Zwei Monate nach dem Abgang als Bundeskanzler hat Sebastian Kurz am Donnerstag auch den Rücktritt als ÖVP-Obmann verkündet - und damit eine große ÖVP-Personalrochade ausgelöst. Alexander Schallenberg ließ am Donnerstagabend wissen, dass er als Kanzler abtritt, wenige Stunden später gab Finanzminister Gernot Blümel den Abschied aus der Politik bekannt. Klarer Favorit als Kanzler und Obmann ist Innenminister Karl Nehammer.
Knalleffekt in der österreichischen Innenpolitik. Schon wieder. Die ohnehin schwer gebeutelte ÖVP braucht nach dem endgültigen Rückzug von Sebastian Kurz einen neuen Parteichef.
Nehammer: Großes Einvernehmen mit Vizekanzler Kogler
Doch allein dabei bleibt es nicht. Die Funktionen Parteivorsitz und Bundeskanzler werden wieder bei einer Person zusammengefasst. Und diese Person ist definitiv nicht der bisherige Regierungschef Alexander Schallenberg. Dieser stellte Donnerstagnachmittag sein Amt zur Verfügung. Als so gut wie sicher gilt, dass der bisherige Innenminister Karl Nehammer (49) aufsteigt - zum ÖVP-Chef und Kanzler. Nehammer hat ein gutes Einvernehmen mit dem grünen Vizekanzler Werner Kogler und ist auch sonst beim Juniorpartner besser angeschrieben als man meinen möchte.
Wird Edtstadler neue Innenministerin?
Karoline Edtstadler ist im Gespräch als Nachfolgerin im Innenressort. Alexander Schallenberg, der sich seit Wochen im Kanzleramt abmüht und dort keine wirklich gute Figur gemacht hat, dürfte wieder ins Außenministerium wechseln - und darüber wohl mehr als nur froh sein.

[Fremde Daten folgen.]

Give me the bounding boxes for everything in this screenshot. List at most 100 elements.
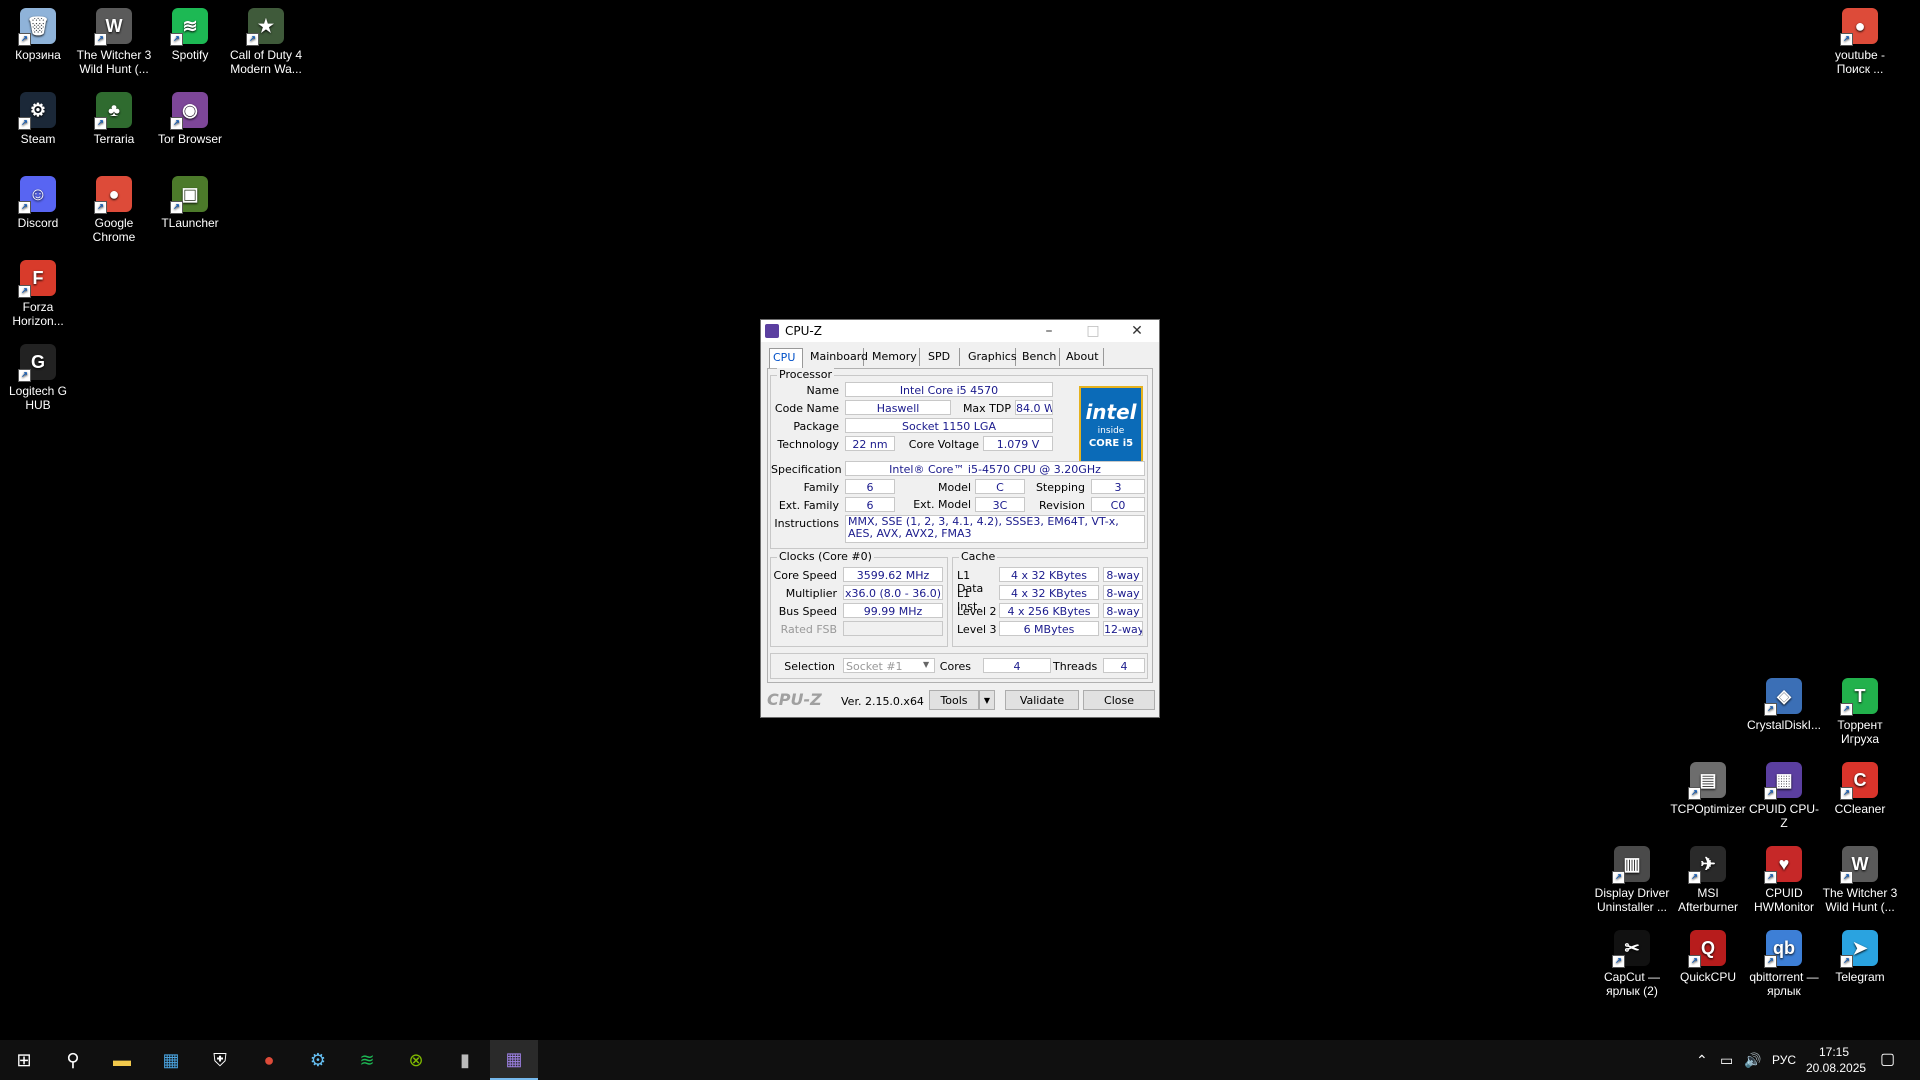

Michael Linhart, der erst vor Kurzem von seinem Botschafterposten in Paris ins Außenamt geholt worden ist, könnte wieder in den diplomatischen Dienst zurückkehren oder die EU-Agenden übernehmen, die derzeit noch bei Edtstadler beheimatet sind.
Blümel verkündet seinen Abgang in Video
Am Abend wurde bekannt, dass auch Finanzminister Gernot Blümel - er ist wie Sebastian Kurz Beschuldigter - zurücktritt. Dem Vernehmen nach wollte die ÖVP nicht mehr abwarten, ob noch weitere Chats, die Blümel belasten, auftauchen. Nicht auszuschließen sind weitere Rochaden. So machten am Donnerstag Gerüchte die Runde, wonach Landwirtschaftsministerin Elisabeth Köstinger, Integrationsministerin Susanne Raab und Wirtschaftsministerin Margarete Schramböck als große Wackelkandidatinnen gelten.

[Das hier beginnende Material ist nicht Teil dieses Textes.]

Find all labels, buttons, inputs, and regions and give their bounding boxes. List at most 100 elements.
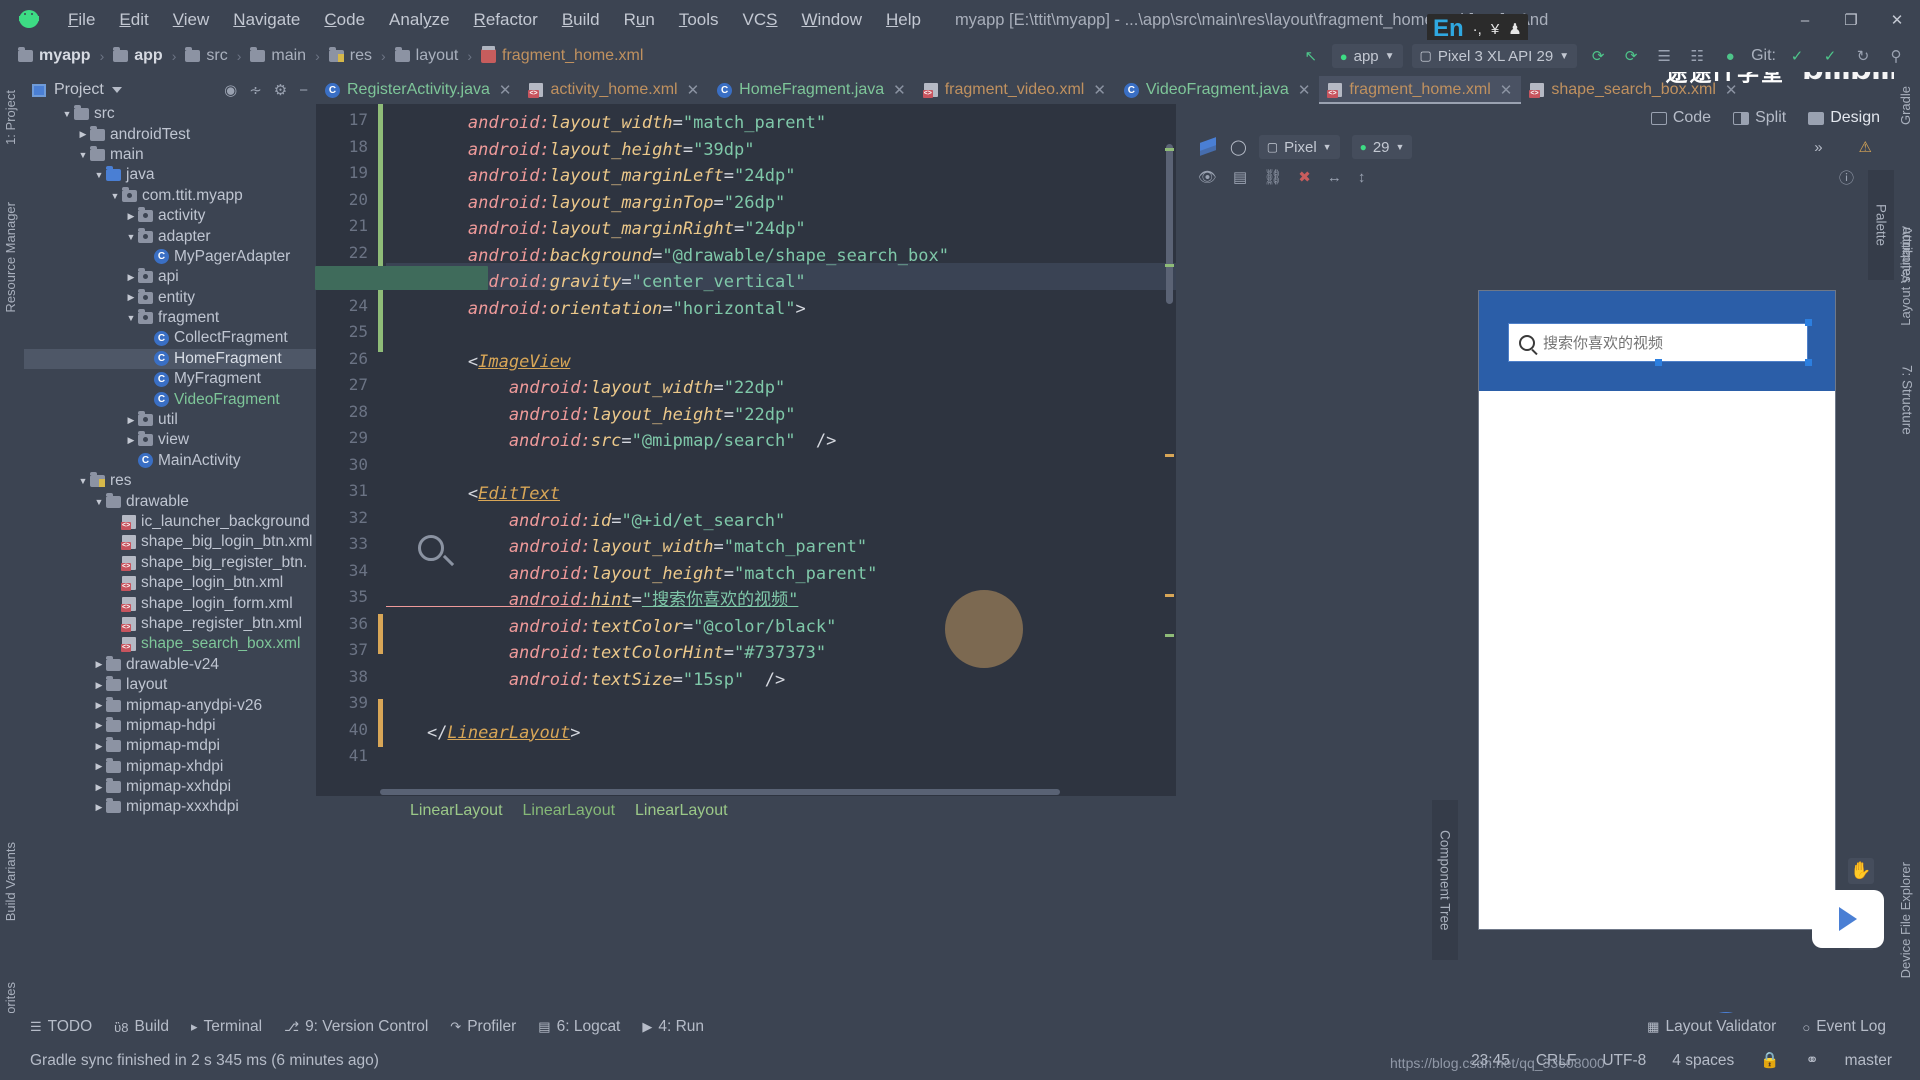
- preview-search-box[interactable]: 搜索你喜欢的视频: [1508, 323, 1808, 362]
- chevron-down-icon[interactable]: ▼: [124, 313, 138, 323]
- selection-handle-tr[interactable]: [1805, 319, 1812, 326]
- tree-node-ic-launcher-background[interactable]: ic_launcher_background: [24, 512, 316, 532]
- chevron-down-icon[interactable]: ▼: [92, 170, 106, 180]
- chevron-right-icon[interactable]: ▶: [92, 782, 106, 793]
- tree-node-main[interactable]: ▼ main: [24, 145, 316, 165]
- tree-node-fragment[interactable]: ▼ fragment: [24, 308, 316, 328]
- tree-node-src[interactable]: ▼ src: [24, 104, 316, 124]
- sidebar-item-build-variants[interactable]: Build Variants: [3, 842, 18, 921]
- tool-button-9--version-control[interactable]: ⎇ 9: Version Control: [284, 1018, 428, 1036]
- chevron-right-icon[interactable]: ▶: [76, 129, 90, 140]
- tree-node-shape-big-register-btn-[interactable]: shape_big_register_btn.: [24, 553, 316, 573]
- menu-item-run[interactable]: Run: [612, 6, 667, 34]
- tree-node-shape-register-btn-xml[interactable]: shape_register_btn.xml: [24, 614, 316, 634]
- close-tab-icon[interactable]: ✕: [687, 81, 700, 99]
- editor-tab-registeractivity-java[interactable]: C RegisterActivity.java ✕: [316, 76, 520, 104]
- editor-tab-videofragment-java[interactable]: C VideoFragment.java ✕: [1115, 76, 1319, 104]
- editor-gutter[interactable]: 1718192021222324252627282930313233343536…: [316, 104, 378, 796]
- menu-item-help[interactable]: Help: [874, 6, 933, 34]
- close-tab-icon[interactable]: ✕: [499, 81, 512, 99]
- tool-button-todo[interactable]: ☰ TODO: [30, 1018, 92, 1036]
- code-line[interactable]: android:layout_marginRight="24dp": [386, 216, 806, 243]
- git-commit-icon[interactable]: ✓: [1818, 44, 1842, 68]
- tree-node-adapter[interactable]: ▼ adapter: [24, 226, 316, 246]
- chevron-right-icon[interactable]: ▶: [124, 211, 138, 222]
- chevron-down-icon[interactable]: ▼: [108, 191, 122, 201]
- tree-node-mipmap-xxxhdpi[interactable]: ▶ mipmap-xxxhdpi: [24, 797, 316, 817]
- lock-icon[interactable]: 🔒: [1760, 1051, 1779, 1070]
- breadcrumb-item-app[interactable]: app: [109, 45, 166, 67]
- close-tab-icon[interactable]: ✕: [1298, 81, 1311, 99]
- editor-code-area[interactable]: android:layout_width="match_parent" andr…: [386, 104, 1176, 796]
- gradle-sync-icon[interactable]: ↖: [1299, 44, 1323, 68]
- chevron-right-icon[interactable]: ▶: [92, 802, 106, 813]
- tree-node-shape-big-login-btn-xml[interactable]: shape_big_login_btn.xml: [24, 532, 316, 552]
- chevron-down-icon[interactable]: ▼: [60, 109, 74, 119]
- sdk-manager-icon[interactable]: ☷: [1685, 44, 1709, 68]
- editor-horizontal-scrollbar[interactable]: [380, 789, 1060, 795]
- tree-node-api[interactable]: ▶ api: [24, 267, 316, 287]
- tree-node-androidtest[interactable]: ▶ androidTest: [24, 124, 316, 144]
- breadcrumb-item-main[interactable]: main: [246, 45, 310, 67]
- tree-node-homefragment[interactable]: C HomeFragment: [24, 348, 316, 370]
- warning-icon[interactable]: ⚠: [1859, 138, 1878, 156]
- avd-manager-icon[interactable]: ☰: [1652, 44, 1676, 68]
- chevron-right-icon[interactable]: ▶: [92, 761, 106, 772]
- selection-handle-bc[interactable]: [1655, 359, 1662, 366]
- editor-vertical-scrollbar[interactable]: [1162, 104, 1176, 796]
- tool-button-layout-validator[interactable]: ▦ Layout Validator: [1647, 1018, 1776, 1036]
- code-line[interactable]: android:id="@+id/et_search": [386, 508, 785, 535]
- selection-handle-br[interactable]: [1805, 359, 1812, 366]
- tree-node-shape-login-btn-xml[interactable]: shape_login_btn.xml: [24, 573, 316, 593]
- code-editor[interactable]: 1718192021222324252627282930313233343536…: [316, 104, 1176, 796]
- expand-horizontal-icon[interactable]: ↔: [1327, 169, 1342, 186]
- device-selector[interactable]: ▢ Pixel 3 XL API 29 ▼: [1411, 44, 1578, 68]
- component-tree-strip[interactable]: Component Tree: [1432, 800, 1458, 960]
- ime-currency-icon[interactable]: ¥: [1491, 21, 1499, 38]
- menu-item-file[interactable]: File: [56, 6, 107, 34]
- chevron-right-icon[interactable]: ▶: [124, 435, 138, 446]
- code-line[interactable]: android:hint="搜索你喜欢的视频": [386, 587, 799, 614]
- tool-button-event-log[interactable]: ○ Event Log: [1802, 1018, 1886, 1036]
- collapse-all-icon[interactable]: ∻: [249, 81, 262, 99]
- menu-item-code[interactable]: Code: [312, 6, 377, 34]
- close-tab-icon[interactable]: ✕: [1725, 81, 1738, 99]
- device-preview-canvas[interactable]: 搜索你喜欢的视频: [1478, 290, 1836, 930]
- mode-design-button[interactable]: Design: [1804, 107, 1884, 129]
- code-line[interactable]: android:layout_width="match_parent": [386, 110, 826, 137]
- tree-node-res[interactable]: ▼ res: [24, 471, 316, 491]
- git-update-icon[interactable]: ✓: [1785, 44, 1809, 68]
- editor-tab-activity-home-xml[interactable]: activity_home.xml ✕: [520, 76, 708, 104]
- status-branch[interactable]: master: [1845, 1052, 1892, 1070]
- menu-item-build[interactable]: Build: [550, 6, 612, 34]
- code-line[interactable]: android:layout_width="22dp": [386, 375, 785, 402]
- pan-icon[interactable]: ✋: [1848, 858, 1874, 884]
- code-line[interactable]: android:layout_height="39dp": [386, 137, 755, 164]
- breadcrumb-item-fragment-home-xml[interactable]: fragment_home.xml: [477, 45, 647, 67]
- code-line[interactable]: android:src="@mipmap/search" />: [386, 428, 837, 455]
- menu-item-edit[interactable]: Edit: [107, 6, 160, 34]
- gear-icon[interactable]: ⚙: [274, 81, 287, 99]
- maximize-button[interactable]: ❐: [1828, 0, 1874, 40]
- menu-item-vcs[interactable]: VCS: [731, 6, 790, 34]
- tool-button-terminal[interactable]: ▸ Terminal: [191, 1018, 262, 1036]
- tree-node-drawable-v24[interactable]: ▶ drawable-v24: [24, 655, 316, 675]
- chevron-down-icon[interactable]: ▼: [124, 232, 138, 242]
- code-line[interactable]: android:layout_marginLeft="24dp": [386, 163, 796, 190]
- sidebar-item-gradle[interactable]: Gradle: [1898, 86, 1913, 125]
- xml-breadcrumb-2[interactable]: LinearLayout: [625, 800, 738, 822]
- tree-node-mipmap-anydpi-v26[interactable]: ▶ mipmap-anydpi-v26: [24, 695, 316, 715]
- tree-node-mipmap-xxhdpi[interactable]: ▶ mipmap-xxhdpi: [24, 777, 316, 797]
- close-tab-icon[interactable]: ✕: [1093, 81, 1106, 99]
- breadcrumb-item-src[interactable]: src: [181, 45, 231, 67]
- chevron-down-icon[interactable]: [111, 87, 122, 93]
- xml-breadcrumb-0[interactable]: LinearLayout: [400, 800, 513, 822]
- structure-strip[interactable]: 7: Structure: [1894, 330, 1920, 470]
- ime-punctuation-icon[interactable]: ·,: [1473, 21, 1482, 38]
- tree-node-java[interactable]: ▼ java: [24, 165, 316, 185]
- blueprint-icon[interactable]: ▤: [1233, 168, 1247, 186]
- menu-item-view[interactable]: View: [161, 6, 222, 34]
- expand-vertical-icon[interactable]: ↕: [1358, 169, 1366, 186]
- sidebar-item-device-file-explorer[interactable]: Device File Explorer: [1898, 862, 1913, 978]
- tree-node-mipmap-xhdpi[interactable]: ▶ mipmap-xhdpi: [24, 757, 316, 777]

Der Ball lag am Donnerstag jedenfalls bei Nehammer und den ÖVP-Landeshauptleuten. Schallenberg und das restliche Regierungsteam waren nur Passagiere. Außer aus Niederösterreich gab es keinen überschwänglichen Jubel für den neuen Bundeskanzler.
Schwarz statt Türkis: Länder geben wieder den Ton an
Die Frage wird sein, wie viel Macht kann sich Nehammer von den Ländern, die mittlerweile wieder das Sagen haben, holen? Wie weit traut er sich, ein eigenes Team zu präsentieren und das türkise System, das der Partei einen enormen Höhenflug, jetzt aber auch einen tiefen Fall beschert hat, aufzulösen? Lang wurde kreuz und quer durch Österreich telefoniert, den Ton gaben Niederösterreichs Landeschefin Johanna Mikl-Leitner, Steiermarks Hermann Schützenhöfer sowie Oberösterreichs Thomas Stelzer an.
Klar ist: Kein Bundesland will auf einen Minister oder eine Ministerin verzichten. Eiserne Regel: Wird jemand ausgetauscht, muss ein Ersatz aus dem jeweiligen Bundesland gefunden werden, sonst gibt es von höchster Stelle kein grünes Licht.
Neuwahlen noch ein Stück wahrscheinlicher
„Stabilität“ ist ein Wort, das am Donnerstag sehr oft zu hören war, und es wird wohl auch in den kommenden Tagen noch sehr oft von sehr vielen Personen bekräftigt werden. Ob allerdings die ÖVP mit dem neuerlichen Kanzlerwechsel und der Postenrochade aus der Krise kommt, bleibt abzuwarten. Die Koalition stehe „auf dünnem Eis“, hat Schallenberg stets betont. Ob das Eis nun dicker wird, ist mehr als fraglich. Die Bruchlinien sind deutlich zu erkennen. Neuwahlen im kommenden Jahr sind noch ein Stück wahrscheinlicher geworden.